How does Atticus show courage in To Kill a Mockingbird?
Even though Atticus shows courage throughout the novel, there are three main scenes that really show what kind of man he is. The first is when he decides to defend Tom Robinson for the rape of Mayella Ewell. Defending a black man is a risky thing to do not only because of the prejudice and racism of the people of Maycomb, but also because of Atticus's stature in the town. Atticus is risking his career and family name by defending Tom. He is courageous in the fact that justice is more important than any personal harm that could come about from defending him. Another episode when Atticus shows courage is when he sits outside the jail protecting Tom the night Tom is arrested for the rape. A mob comes to the jail in hopes of lynching Tom, and Atticus, with the help of Scout, thwarts the attempt by the mob. He calmly and logically talks to the mob even though he, too, is in danger. Scout recognizes someone in the mob and points him out thus reducing him to an individual rather that a member of an unlawful group. The third main episode that shows Atticus's courage is when he shoots the rabid dog. A rabid dog wanders into town and is a danger to the citizens. Atticus, who was considered a good shot, kills the dog before it can do any harm.
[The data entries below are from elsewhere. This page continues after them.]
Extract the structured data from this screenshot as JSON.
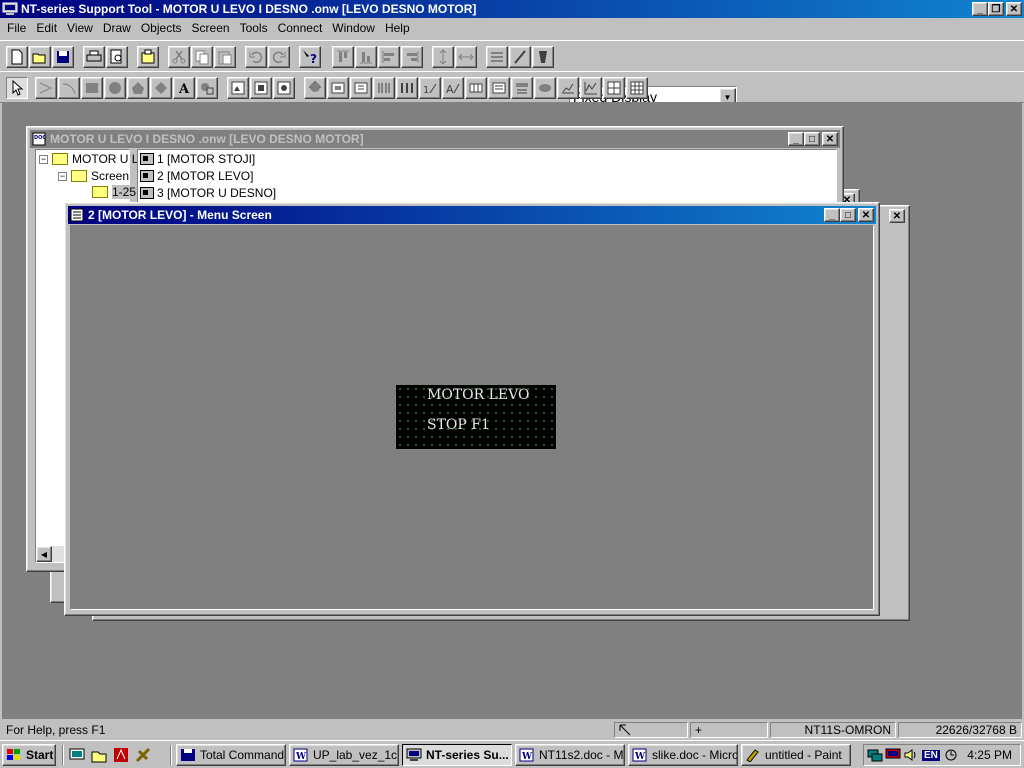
{
  "app": {
    "title": "NT-series Support Tool - MOTOR U LEVO I DESNO  .onw [LEVO DESNO MOTOR]"
  },
  "menu": [
    "File",
    "Edit",
    "View",
    "Draw",
    "Objects",
    "Screen",
    "Tools",
    "Connect",
    "Window",
    "Help"
  ],
  "toolbar": {
    "display_mode": "Fixed Display",
    "icons_row1": [
      "new-icon",
      "open-icon",
      "save-icon",
      "print-icon",
      "print-preview-icon",
      "screen-capture-icon",
      "cut-icon",
      "copy-icon",
      "paste-icon",
      "undo-icon",
      "redo-icon",
      "context-help-icon",
      "align-top-icon",
      "align-bottom-icon",
      "align-left-icon",
      "align-right-icon",
      "space-vertical-icon",
      "space-horizontal-icon",
      "list-icon",
      "pen-icon",
      "fill-icon"
    ],
    "icons_row2": [
      "select-arrow-icon",
      "polyline-icon",
      "arc-icon",
      "rectangle-icon",
      "circle-icon",
      "polygon-icon",
      "sector-icon",
      "text-icon",
      "mark-icon",
      "image-icon",
      "library-icon",
      "bitmap-icon",
      "lamp-icon",
      "touch-switch-icon",
      "numeral-display-icon",
      "string-display-icon",
      "bar-graph-icon",
      "numeral-input-icon",
      "string-input-icon",
      "thumbwheel-icon",
      "list-selector-icon",
      "alarm-list-icon",
      "alarm-history-icon",
      "analog-meter-icon",
      "broken-line-icon",
      "trend-graph-icon",
      "table-icon",
      "grid-icon"
    ]
  },
  "project_window": {
    "title": "MOTOR U LEVO I DESNO  .onw  [LEVO DESNO MOTOR]",
    "tree": {
      "root": "MOTOR U L",
      "child": "Screen",
      "leaf": "1-25"
    },
    "screens": [
      "1 [MOTOR STOJI]",
      "2 [MOTOR LEVO]",
      "3 [MOTOR U DESNO]"
    ]
  },
  "menu_screen_window": {
    "title": "2 [MOTOR LEVO] - Menu Screen",
    "lcd": {
      "line1": "MOTOR LEVO",
      "line2": "STOP  F1"
    }
  },
  "status": {
    "help": "For Help, press F1",
    "coord": "+",
    "model": "NT11S-OMRON",
    "memory": "22626/32768 B"
  },
  "taskbar": {
    "start": "Start",
    "tasks": [
      "Total Command...",
      "UP_lab_vez_1c...",
      "NT-series Su...",
      "NT11s2.doc - M...",
      "slike.doc - Micro...",
      "untitled - Paint"
    ],
    "language": "EN",
    "clock": "4:25 PM"
  },
  "colors": {
    "title_active": "#000080",
    "title_gradient_end": "#1084d0",
    "desktop": "#808080",
    "face": "#c0c0c0",
    "lcd_bg": "#000000",
    "lcd_dot": "#2f7a2f"
  }
}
Many think that the rabid dog is a symbol of racism, and is related to Atticus's defense of Tom Robinson in that he hopes to overcome the racism in Maycomb by showing Tom's innocence.
- Atticus defends Boo Radley to the sheriff after Boo kills Bob Ewell.
- Atticus goes to Tom Robinson's house to tell Tom's family that Tom has been killed.
- Throughout the novel, Atticus's values and beliefs don't waver.
- Atticus is courageous as a single father raising two children.